What Annexation Means for the Region and the World
What the February 2026 decisions make plain is that Israel's current governing coalition—operating in a permissive geopolitical environment shaped by American disengagement and the aftermath of the Gaza war—is pursuing a systematic transformation of the West Bank's legal and demographic reality. Whether one calls it de facto annexation, creeping annexation, or administrative normalization, the cumulative effect is the same: the progressive incorporation of the West Bank into Israeli governance structures, making a viable, contiguous Palestinian state harder to envision with each cabinet meeting. The land is not being formally annexed by statute. It is being absorbed by process, and process, once initiated, is rarely reversed.
That process is already reverberating throughout the region, with implications for US foreign policy, the regional power balance, and the global economy.
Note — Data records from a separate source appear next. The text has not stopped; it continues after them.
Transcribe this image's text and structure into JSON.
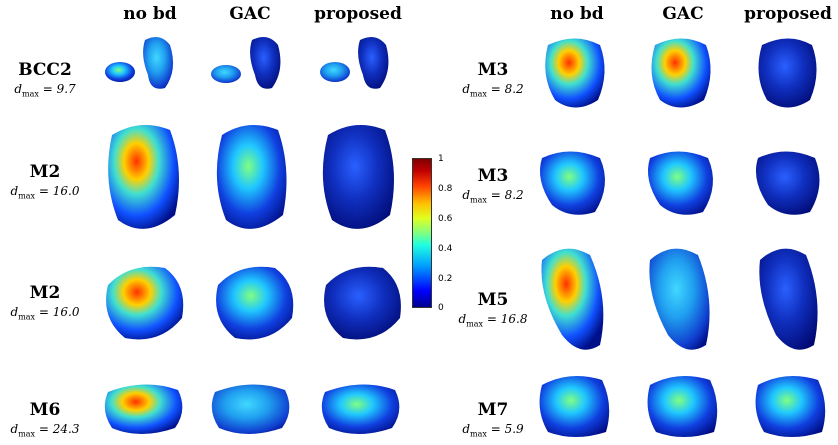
{
  "column_headers_left": [
    "no bd",
    "GAC",
    "proposed"
  ],
  "column_headers_right": [
    "no bd",
    "GAC",
    "proposed"
  ],
  "rows_left": [
    {
      "name": "BCC2",
      "dmax": "= 9.7"
    },
    {
      "name": "M2",
      "dmax": "= 16.0"
    },
    {
      "name": "M2",
      "dmax": "= 16.0"
    },
    {
      "name": "M6",
      "dmax": "= 24.3"
    }
  ],
  "rows_right": [
    {
      "name": "M3",
      "dmax": "= 8.2"
    },
    {
      "name": "M3",
      "dmax": "= 8.2"
    },
    {
      "name": "M5",
      "dmax": "= 16.8"
    },
    {
      "name": "M7",
      "dmax": "= 5.9"
    }
  ],
  "dmax_symbol": "d",
  "dmax_sub": "max",
  "colorbar": {
    "ticks": [
      "1",
      "0.8",
      "0.6",
      "0.4",
      "0.2",
      "0"
    ],
    "colormap": "jet"
  }
}
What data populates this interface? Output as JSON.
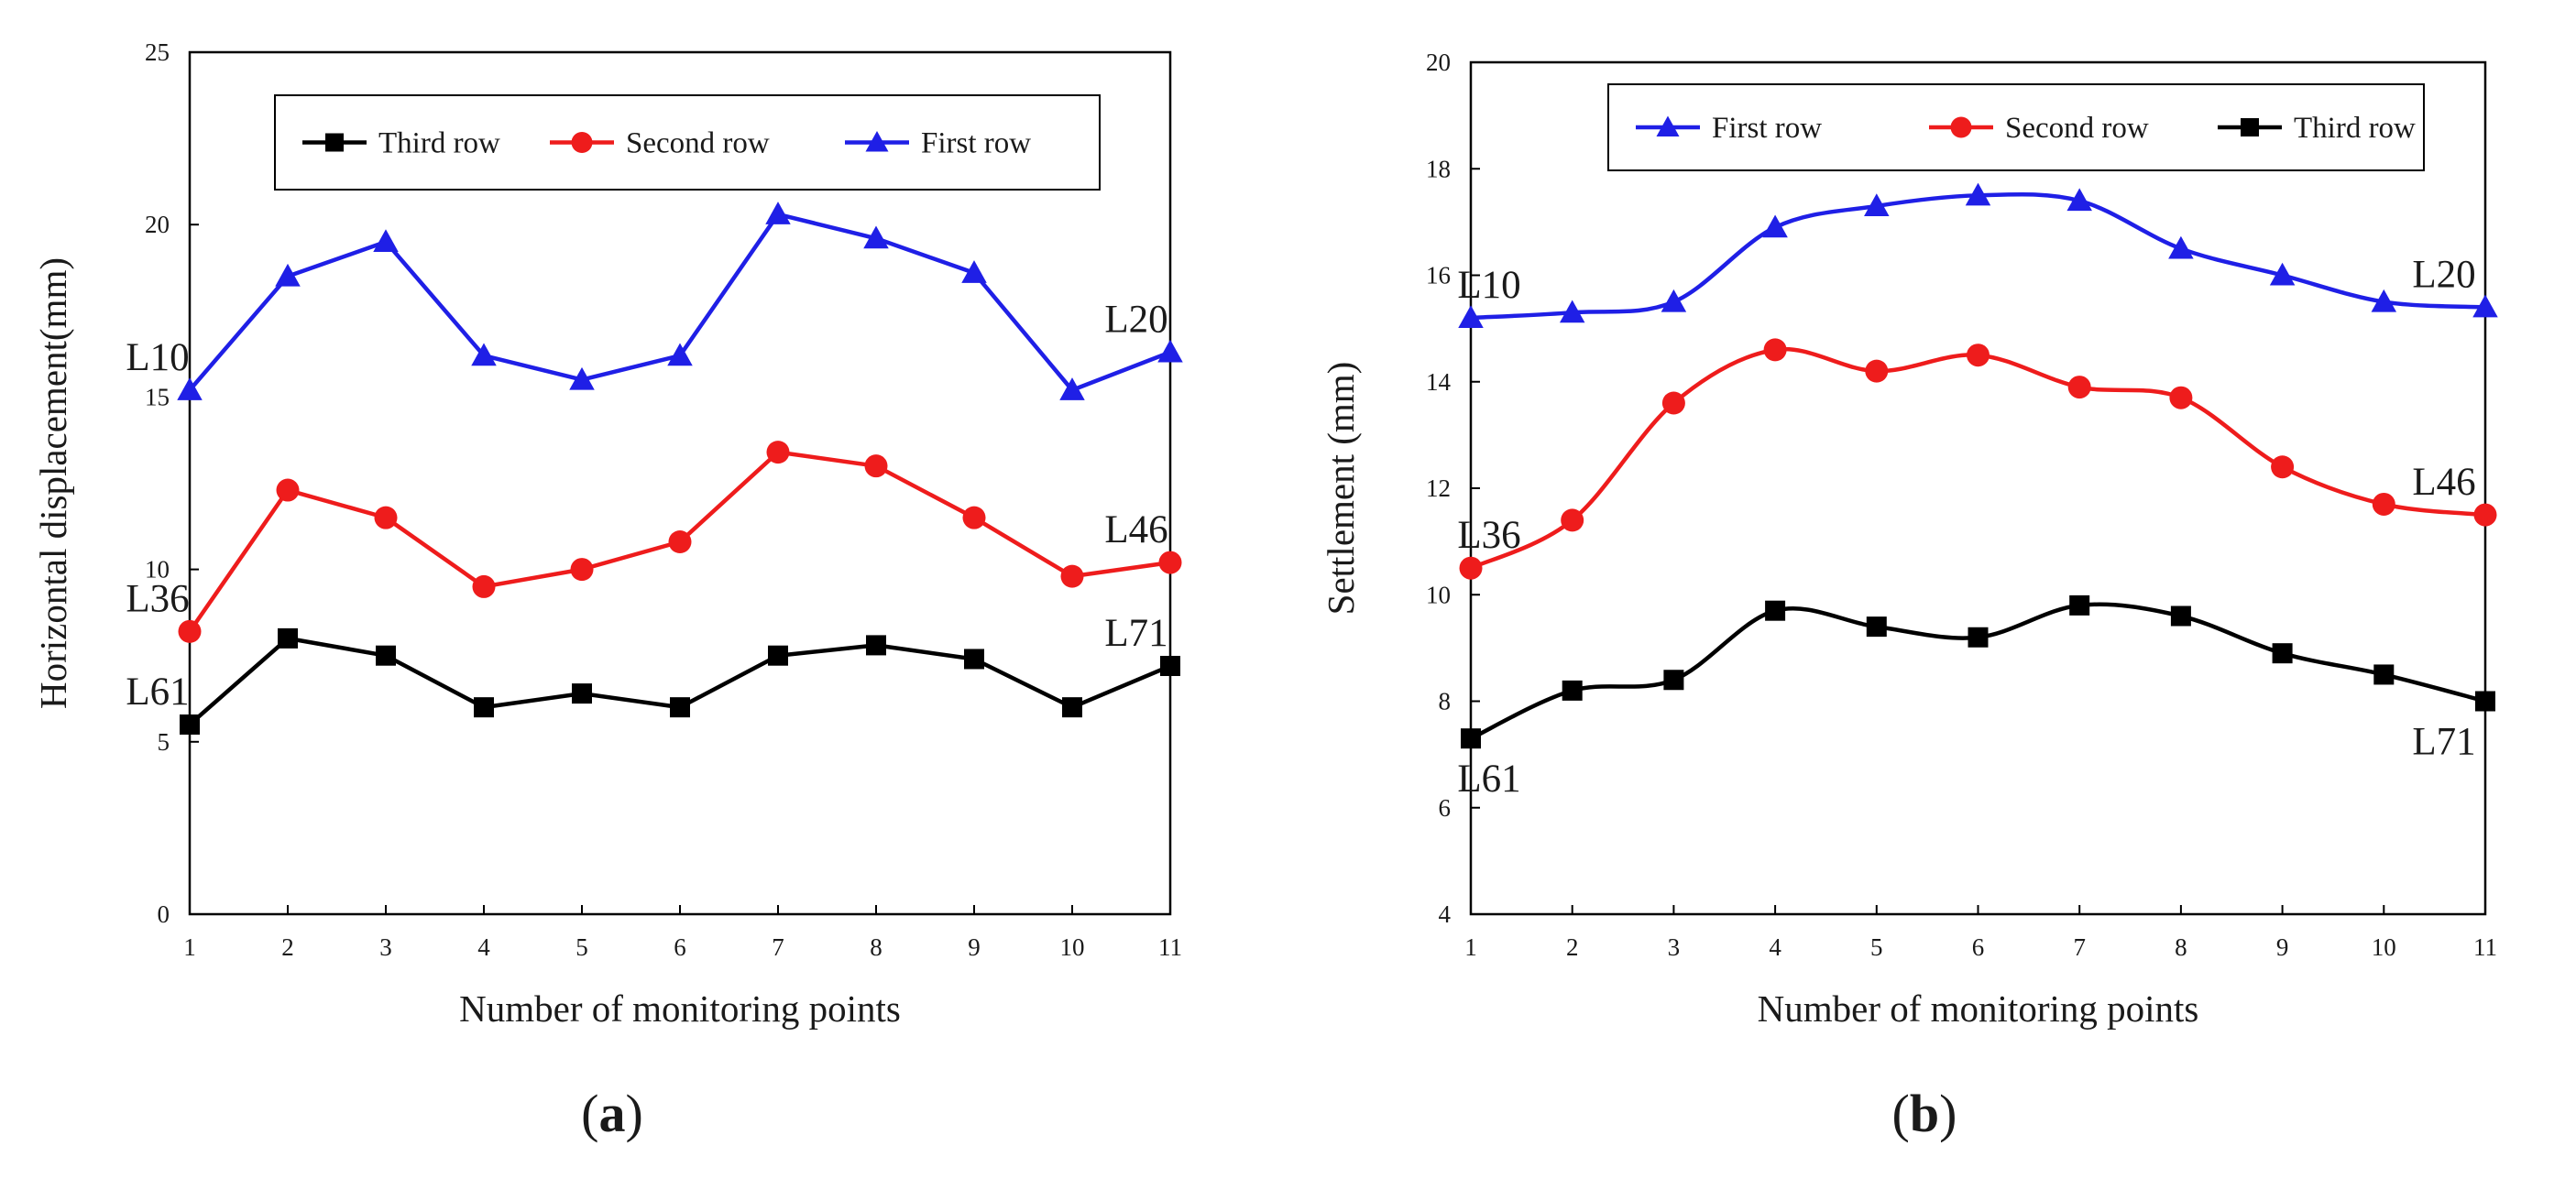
{
  "colors": {
    "first": "#1f1fe6",
    "second": "#ee1c1c",
    "third": "#000000",
    "axis": "#000000",
    "text": "#1a1a1a"
  },
  "chart_data": [
    {
      "id": "a",
      "type": "line",
      "panel_label": "a",
      "xlabel": "Number of monitoring points",
      "ylabel": "Horizontal displacement(mm)",
      "xlim": [
        1,
        11
      ],
      "ylim": [
        0,
        25
      ],
      "xticks": [
        "1",
        "2",
        "3",
        "4",
        "5",
        "6",
        "7",
        "8",
        "9",
        "10",
        "11"
      ],
      "yticks": [
        "0",
        "5",
        "10",
        "15",
        "20",
        "25"
      ],
      "legend_order": [
        "third",
        "second",
        "first"
      ],
      "legend_placement": "top-center",
      "series": [
        {
          "key": "first",
          "name": "First row",
          "marker": "triangle",
          "color": "#1f1fe6",
          "smooth": false,
          "values": [
            15.2,
            18.5,
            19.5,
            16.2,
            15.5,
            16.2,
            20.3,
            19.6,
            18.6,
            15.2,
            16.3
          ]
        },
        {
          "key": "second",
          "name": "Second row",
          "marker": "circle",
          "color": "#ee1c1c",
          "smooth": false,
          "values": [
            8.2,
            12.3,
            11.5,
            9.5,
            10.0,
            10.8,
            13.4,
            13.0,
            11.5,
            9.8,
            10.2
          ]
        },
        {
          "key": "third",
          "name": "Third row",
          "marker": "square",
          "color": "#000000",
          "smooth": false,
          "values": [
            5.5,
            8.0,
            7.5,
            6.0,
            6.4,
            6.0,
            7.5,
            7.8,
            7.4,
            6.0,
            7.2
          ]
        }
      ],
      "annotations": [
        {
          "text": "L10",
          "x": 1,
          "y": 15.2,
          "pos": "above"
        },
        {
          "text": "L20",
          "x": 11,
          "y": 16.3,
          "pos": "above"
        },
        {
          "text": "L36",
          "x": 1,
          "y": 8.2,
          "pos": "above"
        },
        {
          "text": "L46",
          "x": 11,
          "y": 10.2,
          "pos": "above"
        },
        {
          "text": "L61",
          "x": 1,
          "y": 5.5,
          "pos": "above"
        },
        {
          "text": "L71",
          "x": 11,
          "y": 7.2,
          "pos": "above"
        }
      ]
    },
    {
      "id": "b",
      "type": "line",
      "panel_label": "b",
      "xlabel": "Number of monitoring points",
      "ylabel": "Settlement (mm)",
      "xlim": [
        1,
        11
      ],
      "ylim": [
        4,
        20
      ],
      "xticks": [
        "1",
        "2",
        "3",
        "4",
        "5",
        "6",
        "7",
        "8",
        "9",
        "10",
        "11"
      ],
      "yticks": [
        "4",
        "6",
        "8",
        "10",
        "12",
        "14",
        "16",
        "18",
        "20"
      ],
      "legend_order": [
        "first",
        "second",
        "third"
      ],
      "legend_placement": "top-center",
      "series": [
        {
          "key": "first",
          "name": "First row",
          "marker": "triangle",
          "color": "#1f1fe6",
          "smooth": true,
          "values": [
            15.2,
            15.3,
            15.5,
            16.9,
            17.3,
            17.5,
            17.4,
            16.5,
            16.0,
            15.5,
            15.4
          ]
        },
        {
          "key": "second",
          "name": "Second row",
          "marker": "circle",
          "color": "#ee1c1c",
          "smooth": true,
          "values": [
            10.5,
            11.4,
            13.6,
            14.6,
            14.2,
            14.5,
            13.9,
            13.7,
            12.4,
            11.7,
            11.5
          ]
        },
        {
          "key": "third",
          "name": "Third row",
          "marker": "square",
          "color": "#000000",
          "smooth": true,
          "values": [
            7.3,
            8.2,
            8.4,
            9.7,
            9.4,
            9.2,
            9.8,
            9.6,
            8.9,
            8.5,
            8.0
          ]
        }
      ],
      "annotations": [
        {
          "text": "L10",
          "x": 1,
          "y": 15.2,
          "pos": "above"
        },
        {
          "text": "L20",
          "x": 11,
          "y": 15.4,
          "pos": "above"
        },
        {
          "text": "L36",
          "x": 1,
          "y": 10.5,
          "pos": "above"
        },
        {
          "text": "L46",
          "x": 11,
          "y": 11.5,
          "pos": "above"
        },
        {
          "text": "L61",
          "x": 1,
          "y": 7.3,
          "pos": "below"
        },
        {
          "text": "L71",
          "x": 11,
          "y": 8.0,
          "pos": "below"
        }
      ]
    }
  ]
}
Annexation, de facto or otherwise, puts significant strain on Israel’s existing and prospective Abraham Accords partners, imposing new costs on Arab capitals’ cooperation with Jerusalem—just as the US hopes that Arab-Israeli alignment will enable defense burden-shifting and increasingly manage their own regional threats. That would put the US on the back foot if it finds itself managing the fallout from a new conflict with Iran, threatening the long-term regional stability—of which the US hopes the Abraham Accords will be the backbone—and that Gulf Arab capitals increasingly see as an essential economic imperative. Condemnation in Europe (and other areas where Israel’s West Bank moves are being seen as breaking a longstanding norm) could also escalate reputational costs for entities doing business and legal work in the region—especially if further sanctions on settlers or ultra-conservative members of government follow.